As with nominative predicate pronouns, Norris is less familiar with the literature on grammar and usage than she should be. She uses Merriam-Webster’s Collegiate Dictionary and the M-W online dictionary, but not the M-W Dictionary of English Usage.

One more example: from p. 52:

A lot of people are not bothered by danglers, and even good writers occasionally slip up.

… Once I objected to the sentence “Over tea in the greenhouse, her mood turned dark,” The editor said, testily, “Can’t we just leave it?” I insisted that her mood wasn’t hovering over the tea (well, maybe it was, but I was feeling literal-minded that day). The sentence became “As we drank tea in the greenhouse, her mood turned dark.”

Surely an unnecessary alteration. Initial framing PPs generally are not understood as having a missing subject that needs to be supplied; there is no dangling in her example. “In the summer, it gets very hot” and the like do not need fixing. (But then as I’ve pointed out again and again, the usage literature on dangling modifiers is so balled up that it has to be re-thought from the ground up.)
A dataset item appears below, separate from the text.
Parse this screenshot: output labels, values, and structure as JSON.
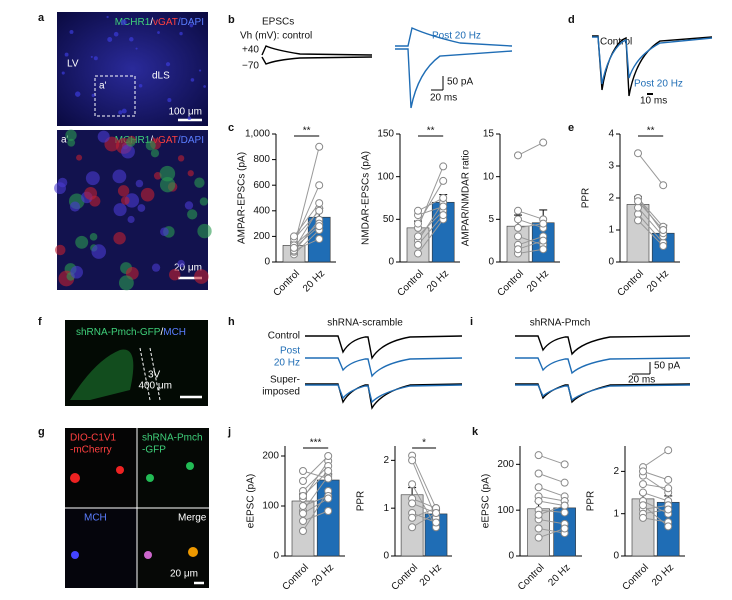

So I have reservations about Norris’s grammar advice, but for the most part the book is both charming and informative.

Bonus: back to nominative predicate pronouns. A letter in the NYT Book Review yesterday, from Jonathan Middlebrook of Redwood Valley CA, under the heading “Between Us”:

“ ‘It is me’ is faultless English,” Patricia T. O’Conner proclaims in her review of “Between You & Me: Confessions of a Comma Queen” (April 19). It may be grammatically correct, but it is faultless only to those with tin ears for English diction.

This is an expression of taste in language use, and like expressions of taste in general, it isn’t amenable to rational discussion. For Middlebrook, It is I is elegant, and It is me is coarse and graceless, while for me and Pat (if I may talk for her), It is I is unbearably pretentious (cue Hyacinth Bucket). For all I know, there are some British speakers left for whom mirror is vulgar, and only looking glass or glass will do.

(I’ve written far too much on nominative predicate pronouns. The short story is that, aside from a few fixed expressions in specific uses, they’re simply ungrammatical, and that, I think, is not a matter of taste.)

Taste is a slippery matter, in language as elsewhere. In his most recent book (Yes, I Could Care Less: How to be a Language Snob without Being a Jerk (2013)), Bill Walsh in effect elevates his personal taste in language choices to usage advice, as language advisers do in general, but for the most part he doesn’t try to rationalize his choices: some things (“Try to see if you can do it”) just sound better than others (“Try and see if you can do it”), and you should learn to listen to the language with his ears.

2 Responses to “Confessions of a Comma Queen”

  1. javava2012 Says:

    It would appear that either a change of thinking or a level of sloppiness has become commonplace at The New Yorker, which I usually read nearly cover-to-cover (after skipping the ‘Goings On About Town’ section, since I am neither there nor, much as I might like, am I likely to revisit the city in this lifetime. Spelling errors remain rare. Grammar ones crop up all too often. William Shawn would roll in his grave were he to know.
    Doug Harris

    • arnold zwicky Says:

      This comment would be more useful if you said what grammatical failures in the New Yorker you were complaining about, and what they have to do with Mary Norris’s book (or Pat O’Conner’s review).